“I complicate things?" Nat asked.
"You scare me," Jane said, finally looking Nat in the eyes.
“You want Red and"
"I want Red to be happy. And I've never seen her as happy as she is with you." Nat smiled. "Sure, I wanted her available so we could play our stupid little drama out every time I came around. I knew that wasn't going to last. But I'm going to be around a lot more, assuming the universe still exists in a week or so. The Strays need my help and, quite frankly, I miss these guys. I know you're freaked about me being around. You don't need to be. Red is yours. But you're going to have to accept my presence. Red seems to think you've got a little iron in your spine that most people can't see.
I hope she's right. I'd like to be friends Jane. But that would take two of us."
Jane was staring at her shoes and gripping the hem of her mustard-yellow work smock. "I'd like that," she said softly. "She always says you brought out the best in her." Jane raised her face again. "That counts for something."
"I may have brought it out, but you get to keep it. I'd say that puts you ahead." Natasha was pleased that Jane was smiling now.
"What was she like?" Jane asked. "When you first met her? She said she was . . . butch?"
Nat laughed outright at that. "You have no idea. She "INTRUDERS!" came a shout from Shield. He had reestablished a warning system a hundred yards or so out around the complex, and it was triggering alarms in his brain.
The lycanthropes immediately went to the windows and sniffed the wind.
"Hellspawn?! Again?!" Michael exclaimed.
"And Shadow Hounds," Mindy added. "Together? Those things never .
"Cravens," Besla said. While a harpies sense of smell was not nearly what her comrades was, she could hear the shrieks of the winged demons in the distance.

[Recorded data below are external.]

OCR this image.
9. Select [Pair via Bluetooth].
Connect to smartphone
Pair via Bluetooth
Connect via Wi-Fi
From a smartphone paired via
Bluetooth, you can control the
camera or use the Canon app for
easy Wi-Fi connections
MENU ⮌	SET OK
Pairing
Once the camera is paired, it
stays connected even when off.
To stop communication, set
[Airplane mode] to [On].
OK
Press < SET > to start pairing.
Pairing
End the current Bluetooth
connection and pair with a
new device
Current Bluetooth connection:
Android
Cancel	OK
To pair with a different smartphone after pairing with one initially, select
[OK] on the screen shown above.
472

“Damn it!" Tarloh said. They just were never going to get any rest.
“Why the hell..."
"It's the Elder God," Jane said. Part of the Shoggoth would always be stuck in the back of her mind, and she suddenly sensed a familiar energy. But the Master's power dwarfed its servant's, even when trapped in another dimension. "Somehow it's directing them."
"Shit," Red growled. "It knows we've got something that could stop it from escaping."
Lothar nodded. “It may not be able to get at us directly, but anything that has any magical sense knows its coming by now. Every living thing is going to have to choose a side, and my guess is they've made their decision."
“They've chosen death then," Red replied grimly. It was time to do what she did best. She looked at the assembled forces, all of whom seemed to turn instinctively to her. Even Besla and her Raptors were listening.
“Okay folks," she started, “here's what we're going to do. They're coming in from the west. Besla, get the Raptors out the back. Fly up but stay out of the moon. Wait until their forwards are in, then attack their rear. Get them to panic when their forces are split."
She watched as Besla nodded and the Raptors fluttered, pattered and slithered out the back. "Shield . . ."
"Yes ma'am?"
"Don't bother trying to cover all the exits. Hold the main doors.
Make ‘em come in one at a time through the others. That gives us four points of attack. Gruesome threesome," she said to Mindy, Matthew and Michael. Take the corner next to the kitchen. Johan, Snake and Nat," she said, “you three are upstairs next to the railing. Nat, you take point on that." She looked at her co-leader."